13. What simple, accurate, scientific books will you give to the boys who are, or may become, interested in natural science; and what will you choose for those who wish to identify specimens of insects, of minerals and rocks, of birds, and of flowers?

14. If you do not know about these books how will you inform yourself?

15. What are some of the best biographies for children?

16. What are some of the good books of travel for use in geography work?

17. How can you find what magazine articles have been written about any subject and how can you get these articles for the use of the debating society?

18. What are the best books for the debating society?

19. What are the best periodicals for children?

20. What are the provisions of the school library law in regard to district-school libraries?

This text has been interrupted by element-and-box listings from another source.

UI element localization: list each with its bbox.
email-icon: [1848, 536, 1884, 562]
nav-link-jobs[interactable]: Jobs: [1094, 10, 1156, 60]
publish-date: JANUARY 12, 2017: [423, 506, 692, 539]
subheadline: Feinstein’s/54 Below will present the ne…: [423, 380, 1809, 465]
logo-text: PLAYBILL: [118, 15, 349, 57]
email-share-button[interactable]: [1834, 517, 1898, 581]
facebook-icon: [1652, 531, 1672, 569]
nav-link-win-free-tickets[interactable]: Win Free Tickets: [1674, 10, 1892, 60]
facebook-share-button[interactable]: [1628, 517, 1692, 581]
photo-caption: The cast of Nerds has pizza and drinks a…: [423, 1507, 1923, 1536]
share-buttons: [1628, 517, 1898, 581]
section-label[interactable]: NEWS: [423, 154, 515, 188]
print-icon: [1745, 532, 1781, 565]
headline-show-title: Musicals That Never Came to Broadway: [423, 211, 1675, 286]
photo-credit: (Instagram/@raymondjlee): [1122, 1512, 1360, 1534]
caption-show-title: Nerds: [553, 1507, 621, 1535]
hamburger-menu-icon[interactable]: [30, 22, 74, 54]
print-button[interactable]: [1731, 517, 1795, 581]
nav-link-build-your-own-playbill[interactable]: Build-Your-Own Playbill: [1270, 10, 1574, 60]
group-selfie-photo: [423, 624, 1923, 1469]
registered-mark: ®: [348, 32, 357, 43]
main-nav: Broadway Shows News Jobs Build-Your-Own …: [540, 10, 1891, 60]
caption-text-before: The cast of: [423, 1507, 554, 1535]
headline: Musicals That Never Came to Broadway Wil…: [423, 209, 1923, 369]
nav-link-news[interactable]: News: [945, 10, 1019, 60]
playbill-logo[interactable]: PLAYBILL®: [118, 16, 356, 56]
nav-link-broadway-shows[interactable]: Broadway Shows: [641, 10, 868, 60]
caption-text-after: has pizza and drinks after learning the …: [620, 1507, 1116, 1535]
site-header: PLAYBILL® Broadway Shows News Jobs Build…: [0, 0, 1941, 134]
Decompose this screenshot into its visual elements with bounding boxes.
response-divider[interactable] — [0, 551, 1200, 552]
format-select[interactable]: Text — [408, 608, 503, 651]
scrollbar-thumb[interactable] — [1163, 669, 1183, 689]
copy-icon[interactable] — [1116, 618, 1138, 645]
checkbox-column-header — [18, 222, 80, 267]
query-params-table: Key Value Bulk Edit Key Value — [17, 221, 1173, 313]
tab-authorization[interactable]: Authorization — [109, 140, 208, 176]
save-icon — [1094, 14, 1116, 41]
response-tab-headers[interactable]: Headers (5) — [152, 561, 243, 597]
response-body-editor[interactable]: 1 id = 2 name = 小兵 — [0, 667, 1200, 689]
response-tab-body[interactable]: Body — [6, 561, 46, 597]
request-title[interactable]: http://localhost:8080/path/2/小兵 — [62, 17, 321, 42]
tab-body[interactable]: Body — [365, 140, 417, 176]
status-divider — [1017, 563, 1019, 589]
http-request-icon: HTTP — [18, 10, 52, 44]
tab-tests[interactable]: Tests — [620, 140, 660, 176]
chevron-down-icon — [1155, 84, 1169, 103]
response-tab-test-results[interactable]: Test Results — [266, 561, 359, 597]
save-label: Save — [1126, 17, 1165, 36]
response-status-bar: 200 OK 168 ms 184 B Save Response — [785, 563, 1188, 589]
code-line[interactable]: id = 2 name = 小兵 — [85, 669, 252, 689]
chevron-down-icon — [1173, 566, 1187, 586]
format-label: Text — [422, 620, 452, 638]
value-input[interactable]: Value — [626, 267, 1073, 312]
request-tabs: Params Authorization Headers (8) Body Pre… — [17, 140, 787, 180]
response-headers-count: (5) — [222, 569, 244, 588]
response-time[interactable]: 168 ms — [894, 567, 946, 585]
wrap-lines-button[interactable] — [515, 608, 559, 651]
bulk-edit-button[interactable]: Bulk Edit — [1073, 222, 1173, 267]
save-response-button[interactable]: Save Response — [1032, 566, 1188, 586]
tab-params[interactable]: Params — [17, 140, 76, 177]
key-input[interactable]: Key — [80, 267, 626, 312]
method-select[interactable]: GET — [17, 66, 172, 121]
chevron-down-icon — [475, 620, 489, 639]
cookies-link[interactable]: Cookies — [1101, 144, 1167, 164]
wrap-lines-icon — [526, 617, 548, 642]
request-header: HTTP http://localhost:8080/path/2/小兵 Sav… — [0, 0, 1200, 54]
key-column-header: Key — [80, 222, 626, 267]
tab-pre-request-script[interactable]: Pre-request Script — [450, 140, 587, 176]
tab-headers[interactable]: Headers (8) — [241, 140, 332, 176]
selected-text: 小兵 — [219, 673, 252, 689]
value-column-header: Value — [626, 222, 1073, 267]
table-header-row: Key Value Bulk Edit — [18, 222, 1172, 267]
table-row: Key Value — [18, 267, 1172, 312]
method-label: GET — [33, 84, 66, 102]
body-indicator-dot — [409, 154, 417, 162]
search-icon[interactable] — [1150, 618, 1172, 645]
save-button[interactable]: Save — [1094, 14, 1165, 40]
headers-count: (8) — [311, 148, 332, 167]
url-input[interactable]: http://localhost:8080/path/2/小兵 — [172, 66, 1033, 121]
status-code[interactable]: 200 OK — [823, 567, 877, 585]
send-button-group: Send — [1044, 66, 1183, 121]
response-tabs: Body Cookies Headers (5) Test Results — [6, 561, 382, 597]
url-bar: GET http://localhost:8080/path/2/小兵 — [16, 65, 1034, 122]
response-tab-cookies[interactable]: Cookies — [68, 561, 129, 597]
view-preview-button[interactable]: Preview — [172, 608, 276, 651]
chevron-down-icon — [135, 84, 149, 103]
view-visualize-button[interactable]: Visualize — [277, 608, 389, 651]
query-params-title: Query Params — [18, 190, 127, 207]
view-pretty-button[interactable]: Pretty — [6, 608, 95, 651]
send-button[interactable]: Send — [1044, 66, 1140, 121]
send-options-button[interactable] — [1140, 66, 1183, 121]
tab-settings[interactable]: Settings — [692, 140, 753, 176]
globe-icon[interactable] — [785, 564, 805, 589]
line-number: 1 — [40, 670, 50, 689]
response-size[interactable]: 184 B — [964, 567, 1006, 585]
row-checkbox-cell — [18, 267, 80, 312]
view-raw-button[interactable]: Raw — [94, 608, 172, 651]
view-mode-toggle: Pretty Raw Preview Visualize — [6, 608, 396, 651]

Value of Library Instruction.—Such library instruction as has been described is of great help to teachers assigning work to pupils and of the greatest benefit to the pupils themselves. Without it, the librarian, teachers, and pupils are handicapped in their work and the library fails of its full usefulness. A knowledge of how to use a library will be of the greatest value to the student not only through his high school course, but even more so in college, if he goes that far, or in continuing his reading and self-culture through the means of the public library when he discontinues his academic career. To be able to use books effectively, to know where to find exact information when wanted, is a kind of knowledge that comes from familiarity with reference books and the use of books as sources. Such an acquaintance with books is of infinitely more value in later life than knowing a few text-books from cover to cover. The place in which to lay the foundation for this proper and intimate acquaintance with books as tools is in the school library and the period is that of the high school age.